Helmet for My Pillow
See Robert Leckie's story in the HBO miniseries The Pacific Here is one of the most riveting first-person accounts ever to come out of World War II. Robert Leckie enlisted in the United States Marine Corps in January 1942, shortly after the Japanese attack on Pearl Harbor. In Helmet for My Pillow we follow his odyssey, from basic training on Parris Island, South Carolina, all the way to the raging battles in the Pacific, where some of the war's fiercest fighting took place. Recounting his service with the 1st Marine Division and the brutal action on Guadalcanal, New Britain, and Peleliu, Leckie spares no detail of the horrors and sacrifices of war, painting an unvarnished portrait of how real warriors are made, fight, and often die in the defense of their country. From the live-for-today rowdiness of marines on leave to the terrors of jungle warfare against an enemy determined to fight to the last man, Leckie describes what war is really like when victory can only be measured inch by bloody inch. Woven throughout are Leckie's hard-won, eloquent, and thoroughly unsentimental meditations on the meaning of war and why we fight.
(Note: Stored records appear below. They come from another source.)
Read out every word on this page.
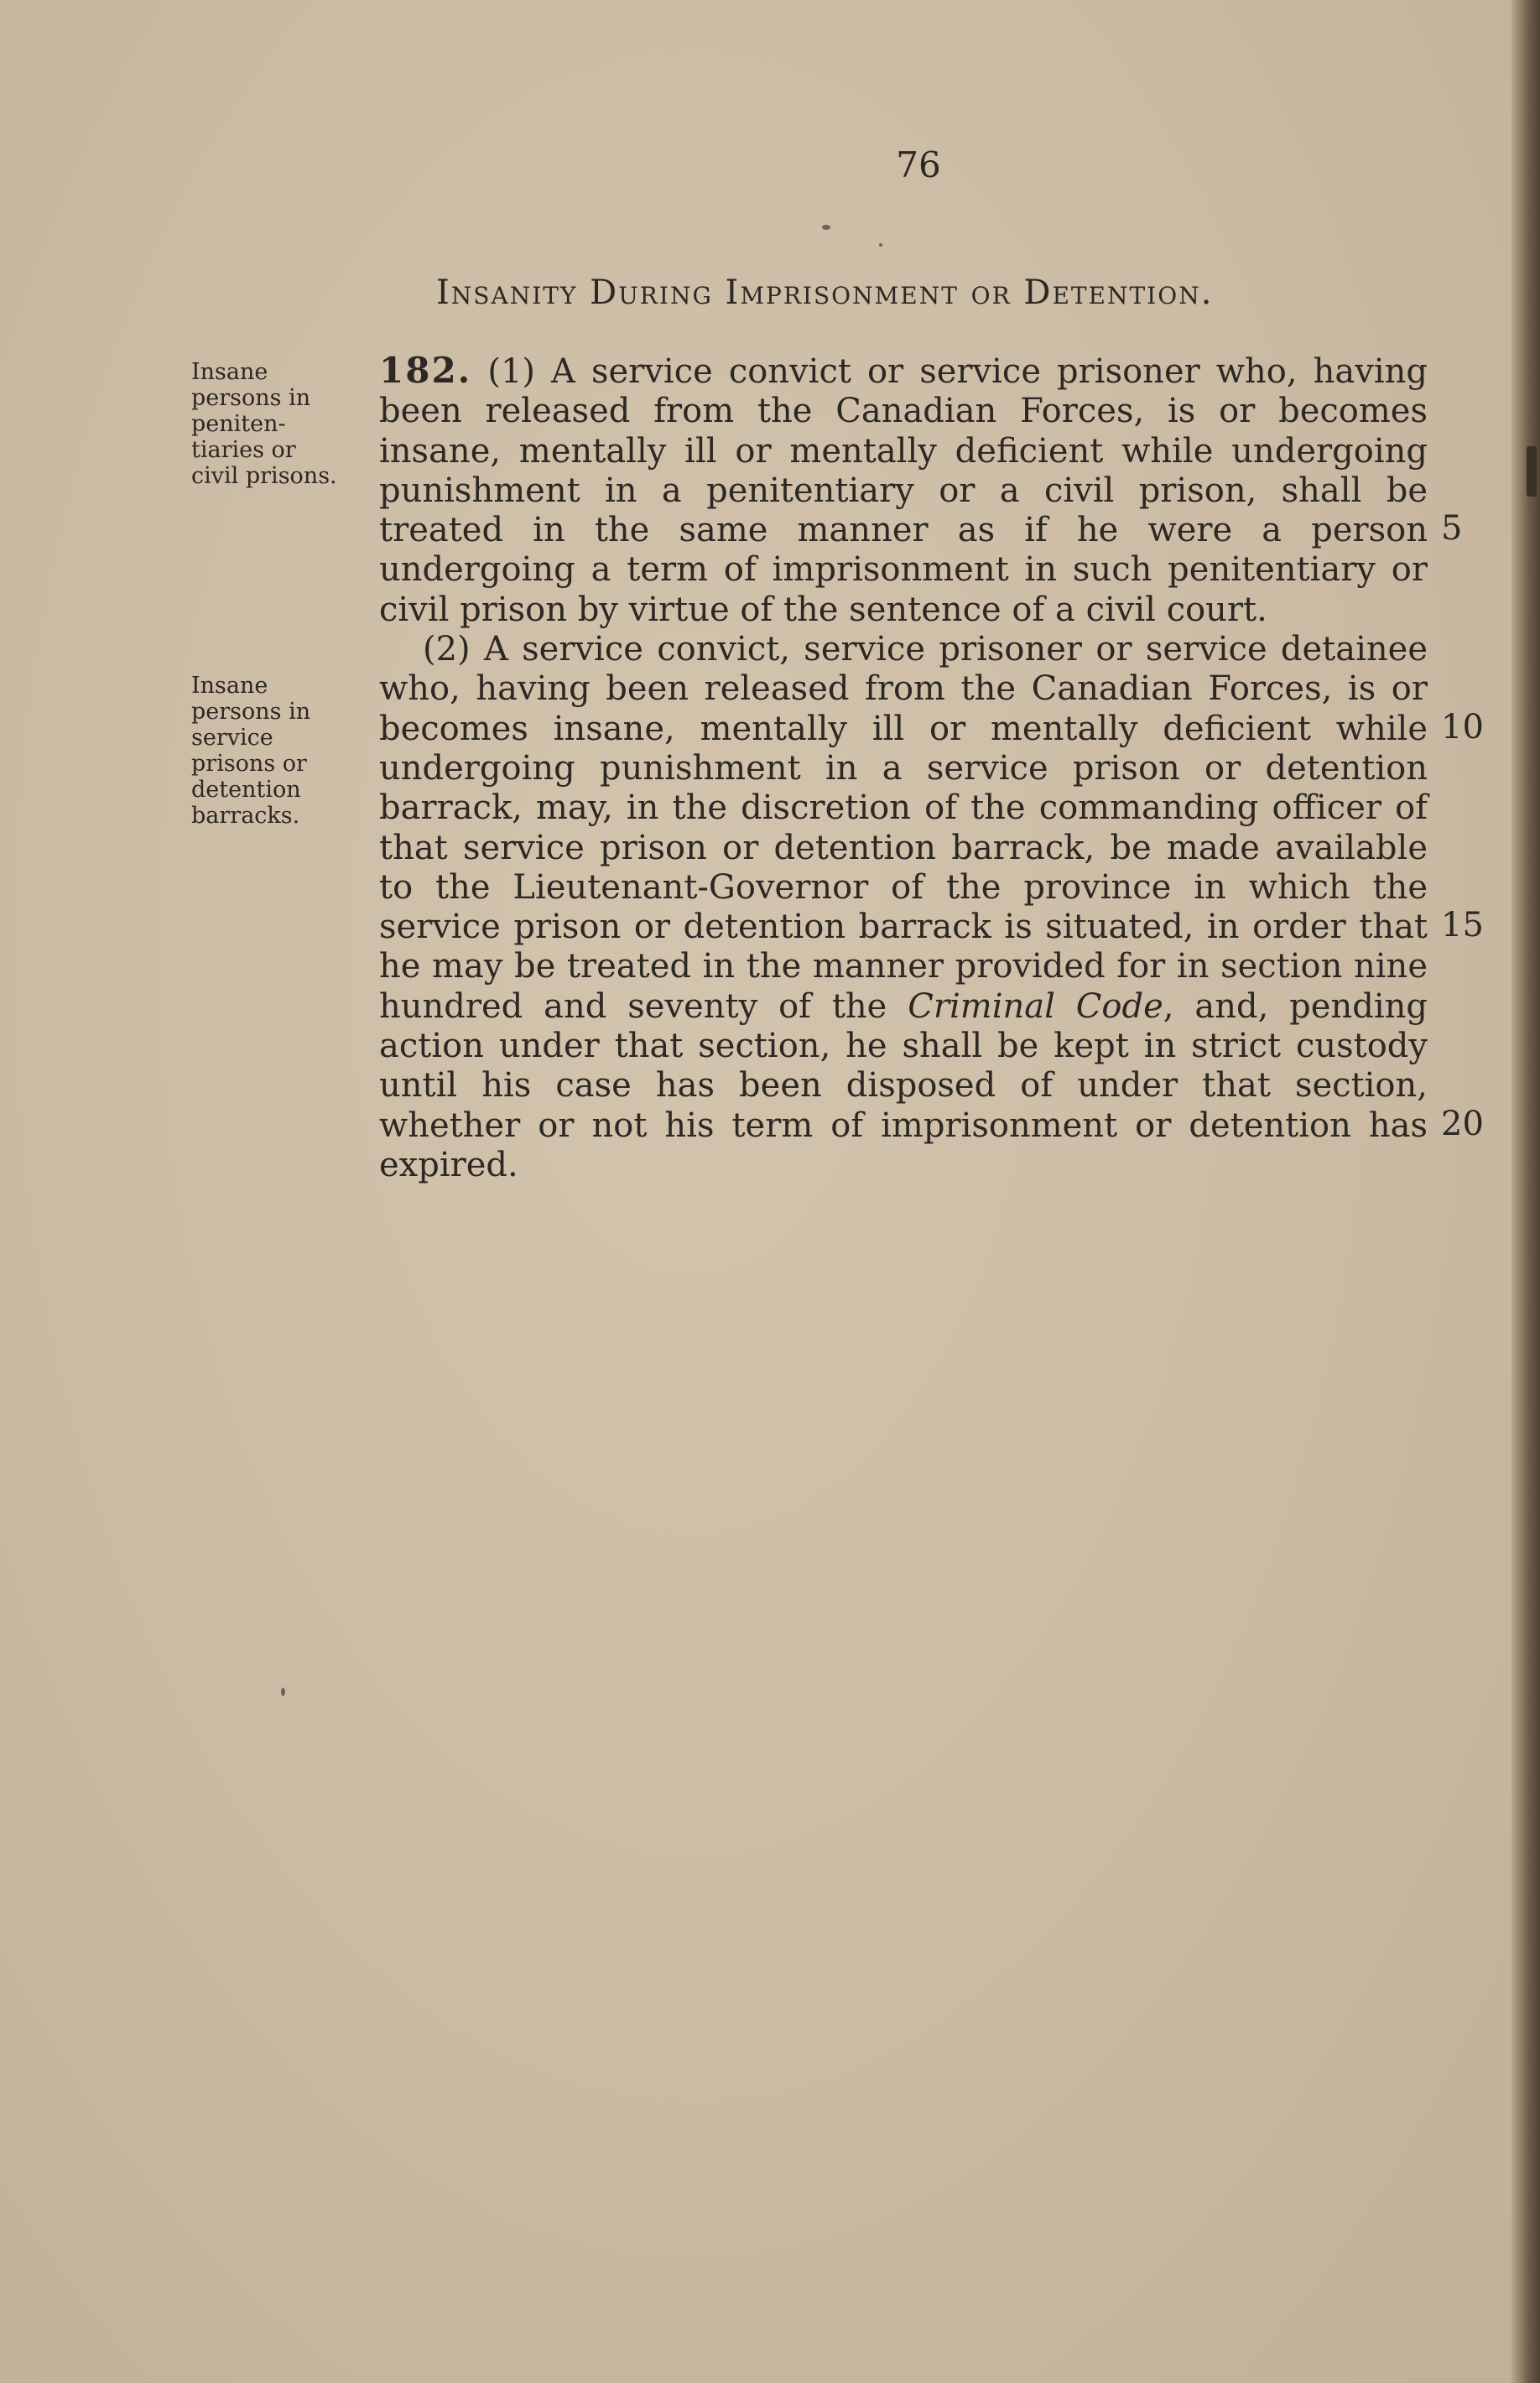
76
Insanity During Imprisonment or Detention.
Insane persons in peniten- tiaries or civil prisons.
Insane persons in service prisons or detention barracks.

182. (1) A service convict or service prisoner who, having been released from the Canadian Forces, is or becomes insane, mentally ill or mentally deficient while undergoing punishment in a penitentiary or a civil prison, shall be treated in the same manner as if he were a person undergoing a term of imprisonment in such penitentiary or civil prison by virtue of the sentence of a civil court.

(2) A service convict, service prisoner or service detainee who, having been released from the Canadian Forces, is or becomes insane, mentally ill or mentally deficient while undergoing punishment in a service prison or detention barrack, may, in the discretion of the commanding officer of that service prison or detention barrack, be made available to the Lieutenant-Governor of the province in which the service prison or detention barrack is situated, in order that he may be treated in the manner provided for in section nine hundred and seventy of the Criminal Code, and, pending action under that section, he shall be kept in strict custody until his case has been disposed of under that section, whether or not his term of imprisonment or detention has expired.

5
10
15
20
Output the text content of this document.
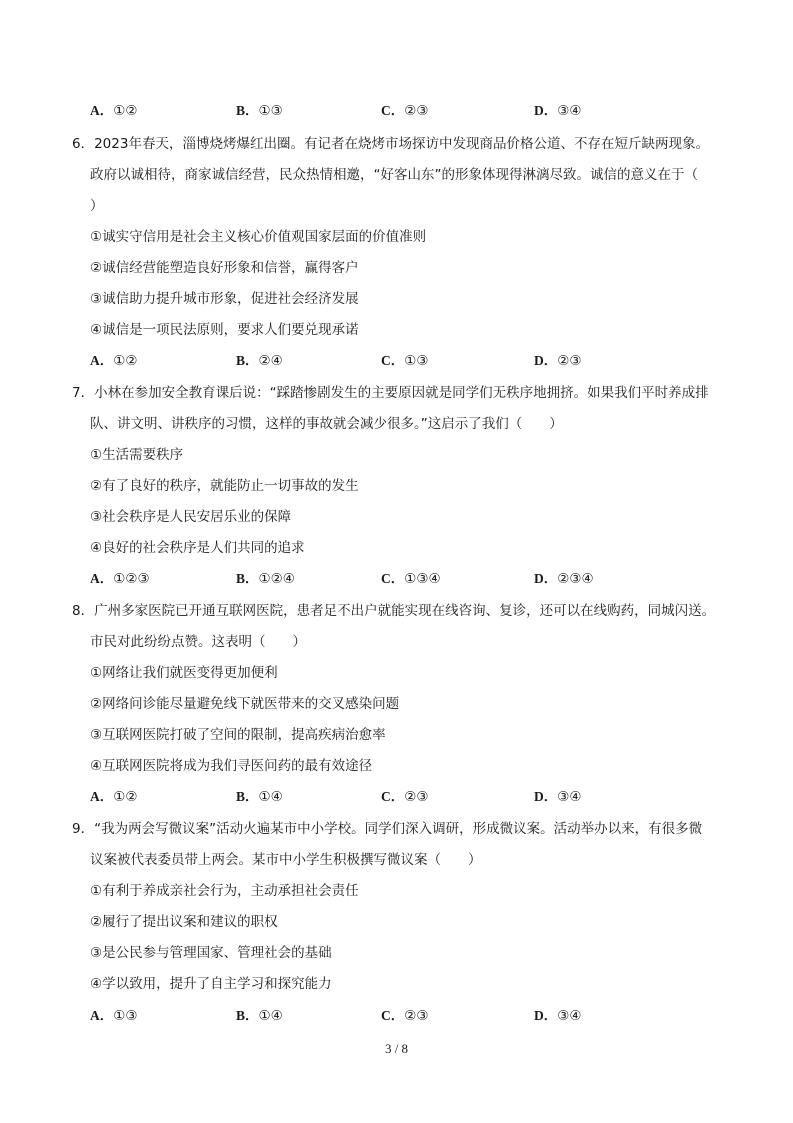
A．①②	B．①③	C．②③	D．③④
6．2023年春天，淄博烧烤爆红出圈。有记者在烧烤市场探访中发现商品价格公道、不存在短斤缺两现象。
政府以诚相待，商家诚信经营，民众热情相邀，“好客山东”的形象体现得淋漓尽致。诚信的意义在于（
）
①诚实守信用是社会主义核心价值观国家层面的价值准则
②诚信经营能塑造良好形象和信誉，赢得客户
③诚信助力提升城市形象，促进社会经济发展
④诚信是一项民法原则，要求人们要兑现承诺
A．①②	B．②④	C．①③	D．②③
7．小林在参加安全教育课后说：“踩踏惨剧发生的主要原因就是同学们无秩序地拥挤。如果我们平时养成排
队、讲文明、讲秩序的习惯，这样的事故就会减少很多。”这启示了我们（　　）
①生活需要秩序
②有了良好的秩序，就能防止一切事故的发生
③社会秩序是人民安居乐业的保障
④良好的社会秩序是人们共同的追求
A．①②③	B．①②④	C．①③④	D．②③④
8．广州多家医院已开通互联网医院，患者足不出户就能实现在线咨询、复诊，还可以在线购药，同城闪送。
市民对此纷纷点赞。这表明（　　）
①网络让我们就医变得更加便利
②网络问诊能尽量避免线下就医带来的交叉感染问题
③互联网医院打破了空间的限制，提高疾病治愈率
④互联网医院将成为我们寻医问药的最有效途径
A．①②	B．①④	C．②③	D．③④
9．“我为两会写微议案”活动火遍某市中小学校。同学们深入调研，形成微议案。活动举办以来，有很多微
议案被代表委员带上两会。某市中小学生积极撰写微议案（　　）
①有利于养成亲社会行为，主动承担社会责任
②履行了提出议案和建议的职权
③是公民参与管理国家、管理社会的基础
④学以致用，提升了自主学习和探究能力
A．①③	B．①④	C．②③	D．③④
3 / 8
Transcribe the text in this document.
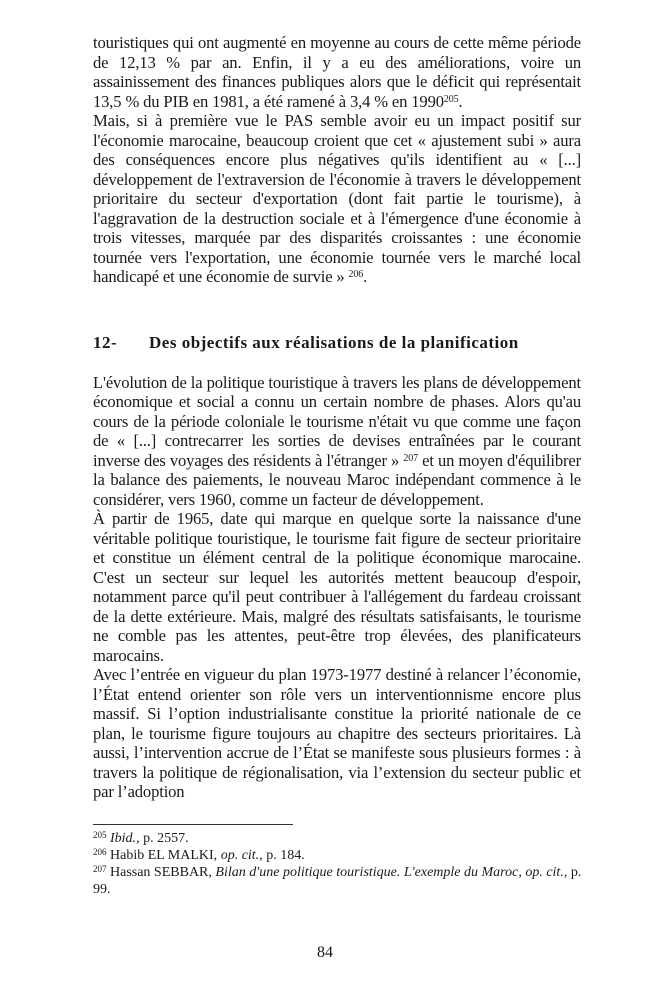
touristiques qui ont augmenté en moyenne au cours de cette même période de 12,13 % par an. Enfin, il y a eu des améliorations, voire un assainissement des finances publiques alors que le déficit qui représentait 13,5 % du PIB en 1981, a été ramené à 3,4 % en 1990$^{205}$.

Mais, si à première vue le PAS semble avoir eu un impact positif sur l'économie marocaine, beaucoup croient que cet « ajustement subi » aura des conséquences encore plus négatives qu'ils identifient au « [...] développement de l'extraversion de l'économie à travers le développement prioritaire du secteur d'exportation (dont fait partie le tourisme), à l'aggravation de la destruction sociale et à l'émergence d'une économie à trois vitesses, marquée par des disparités croissantes : une économie tournée vers l'exportation, une économie tournée vers le marché local handicapé et une économie de survie » $^{206}$.

12-	Des objectifs aux réalisations de la planification

L'évolution de la politique touristique à travers les plans de développement économique et social a connu un certain nombre de phases. Alors qu'au cours de la période coloniale le tourisme n'était vu que comme une façon de « [...] contrecarrer les sorties de devises entraînées par le courant inverse des voyages des résidents à l'étranger » $^{207}$ et un moyen d'équilibrer la balance des paiements, le nouveau Maroc indépendant commence à le considérer, vers 1960, comme un facteur de développement.

À partir de 1965, date qui marque en quelque sorte la naissance d'une véritable politique touristique, le tourisme fait figure de secteur prioritaire et constitue un élément central de la politique économique marocaine. C'est un secteur sur lequel les autorités mettent beaucoup d'espoir, notamment parce qu'il peut contribuer à l'allégement du fardeau croissant de la dette extérieure. Mais, malgré des résultats satisfaisants, le tourisme ne comble pas les attentes, peut-être trop élevées, des planificateurs marocains.

Avec l’entrée en vigueur du plan 1973-1977 destiné à relancer l’économie, l’État entend orienter son rôle vers un interventionnisme encore plus massif. Si l’option industrialisante constitue la priorité nationale de ce plan, le tourisme figure toujours au chapitre des secteurs prioritaires. Là aussi, l’intervention accrue de l’État se manifeste sous plusieurs formes : à travers la politique de régionalisation, via l’extension du secteur public et par l’adoption

$^{205}$ Ibid., p. 2557.

$^{206}$ Habib EL MALKI, op. cit., p. 184.

$^{207}$ Hassan SEBBAR, Bilan d'une politique touristique. L'exemple du Maroc, op. cit., p. 99.

84
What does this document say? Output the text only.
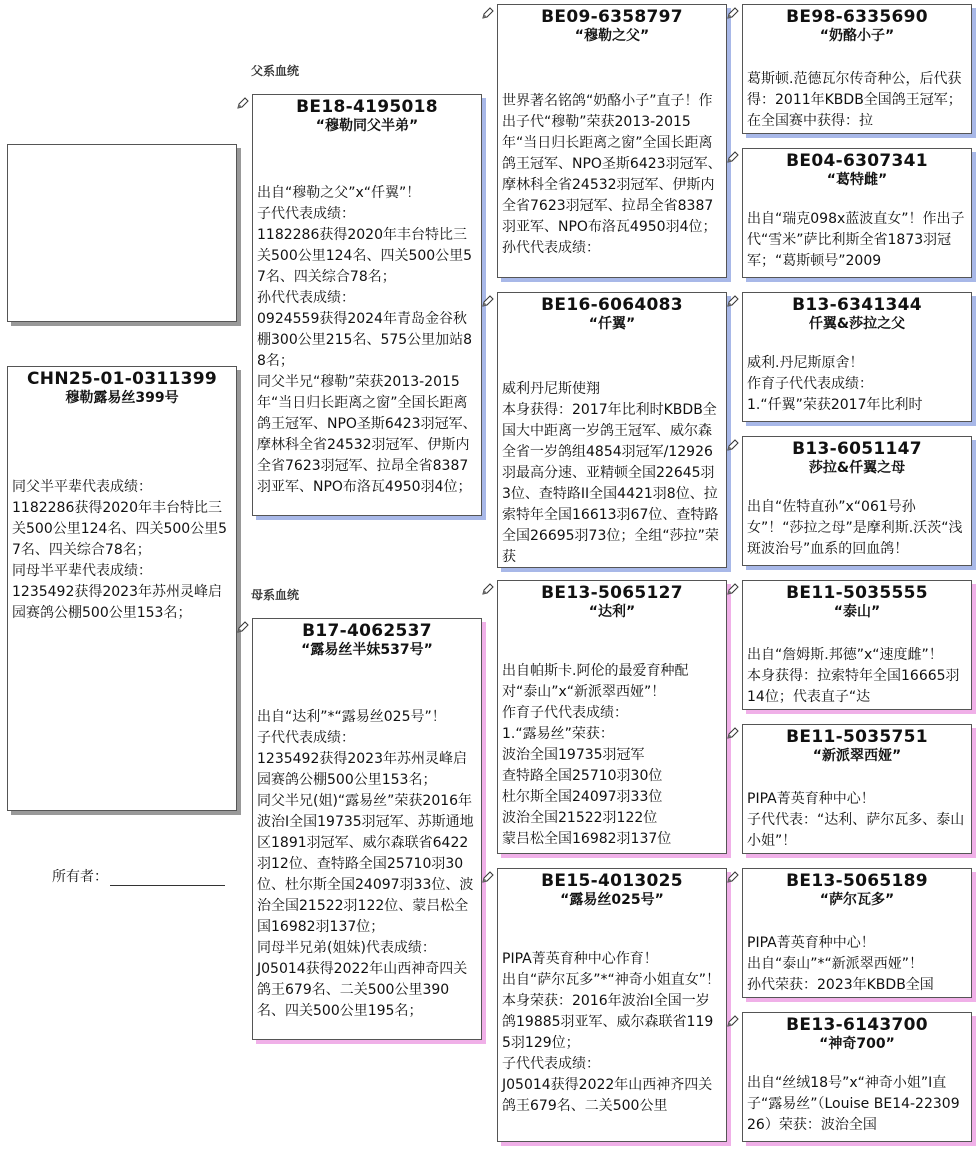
CHN25-01-0311399
穆勒露易丝399号
同父半平辈代表成绩：
1182286获得2020年丰台特比三关500公里124名、四关500公里57名、四关综合78名；
同母半平辈代表成绩：
1235492获得2023年苏州灵峰启园赛鸽公棚500公里153名；
所有者：
父系血统
母系血统
BE18-4195018
“穆勒同父半弟”
出自“穆勒之父”x“仟翼”！
子代代表成绩：
1182286获得2020年丰台特比三关500公里124名、四关500公里57名、四关综合78名；
孙代代表成绩：
0924559获得2024年青岛金谷秋棚300公里215名、575公里加站88名；
同父半兄“穆勒”荣获2013-2015年“当日归长距离之窗”全国长距离鸽王冠军、NPO圣斯6423羽冠军、摩林科全省24532羽冠军、伊斯内全省7623羽冠军、拉昂全省8387羽亚军、NPO布洛瓦4950羽4位；
B17-4062537
“露易丝半妹537号”
出自“达利”*“露易丝025号”！
子代代表成绩：
1235492获得2023年苏州灵峰启园赛鸽公棚500公里153名；
同父半兄(姐)“露易丝”荣获2016年波治I全国19735羽冠军、苏斯通地区1891羽冠军、威尔森联省6422羽12位、查特路全国25710羽30位、杜尔斯全国24097羽33位、波治全国21522羽122位、蒙吕松全国16982羽137位；
同母半兄弟(姐妹)代表成绩：
J05014获得2022年山西神奇四关鸽王679名、二关500公里390名、四关500公里195名；
BE09-6358797
“穆勒之父”
世界著名铭鸽“奶酪小子”直子！作出子代“穆勒”荣获2013-2015年“当日归长距离之窗”全国长距离鸽王冠军、NPO圣斯6423羽冠军、摩林科全省24532羽冠军、伊斯内全省7623羽冠军、拉昂全省8387羽亚军、NPO布洛瓦4950羽4位；
孙代代表成绩：
BE16-6064083
“仟翼”
威利丹尼斯使翔
本身获得：2017年比利时KBDB全国大中距离一岁鸽王冠军、威尔森全省一岁鸽组4854羽冠军/12926羽最高分速、亚精顿全国22645羽3位、查特路II全国4421羽8位、拉索特年全国16613羽67位、查特路全国26695羽73位；全组“莎拉”荣获
BE13-5065127
“达利”
出自帕斯卡.阿伦的最爱育种配对“泰山”x“新派翠西娅”！
作育子代代表成绩：
1.“露易丝”荣获：
波治全国19735羽冠军
查特路全国25710羽30位
杜尔斯全国24097羽33位
波治全国21522羽122位
蒙吕松全国16982羽137位
BE15-4013025
“露易丝025号”
PIPA菁英育种中心作育！
出自“萨尔瓦多”*“神奇小姐直女”！
本身荣获：2016年波治I全国一岁鸽19885羽亚军、威尔森联省1195羽129位；
子代代表成绩：
J05014获得2022年山西神齐四关鸽王679名、二关500公里
BE98-6335690
“奶酪小子”
葛斯顿.范德瓦尔传奇种公，后代获得：2011年KBDB全国鸽王冠军；在全国赛中获得：拉
BE04-6307341
“葛特雌”
出自“瑞克098x蓝波直女”！作出子代“雪米”萨比利斯全省1873羽冠军；“葛斯顿号”2009
B13-6341344
仟翼&莎拉之父
威利.丹尼斯原舍！
作育子代代表成绩：
1.“仟翼”荣获2017年比利时
B13-6051147
莎拉&仟翼之母
出自“佐特直孙”x“061号孙女”！“莎拉之母”是摩利斯.沃茨“浅斑波治号”血系的回血鸽！
BE11-5035555
“泰山”
出自“詹姆斯.邦德”x“速度雌”！
本身获得：拉索特年全国16665羽14位；代表直子“达
BE11-5035751
“新派翠西娅”
PIPA菁英育种中心！
子代代表：“达利、萨尔瓦多、泰山小姐”！
BE13-5065189
“萨尔瓦多”
PIPA菁英育种中心！
出自“泰山”*“新派翠西娅”！
孙代荣获：2023年KBDB全国
BE13-6143700
“神奇700”
出自“丝绒18号”x“神奇小姐”I直子“露易丝”（Louise BE14-2230926）荣获：波治全国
Unparalleled in its immediacy and accuracy, Helmet for My Pillow will leave no reader untouched. This is a book that brings you as close to the mud, the blood, and the experience of war as it is safe to come.
About the Author
Robert Leckie was the author of more than thirty works of military history as well as Marines, a collection of short stories, and Lord, What a Family!, a memoir. Raised in Rutherford, New Jersey, he started writing professionally at age sixteen, covering sports for The Bergen Evening Record of Hackensack. He enlisted in the United States Marine Corps on the day following the attack on Pearl Harbor, going on to serve as a machine gunner and as an intelligence scout and participating in all 1st Marine Division campaigns except Okinawa. Leckie was awarded five battle stars, the Naval Commendation Medal with Combat V, and the Purple Heart. Helmet for My Pillow (Random House, 1957) was his first book; it received the Marine Corps Combat Correspondents Association award upon publication.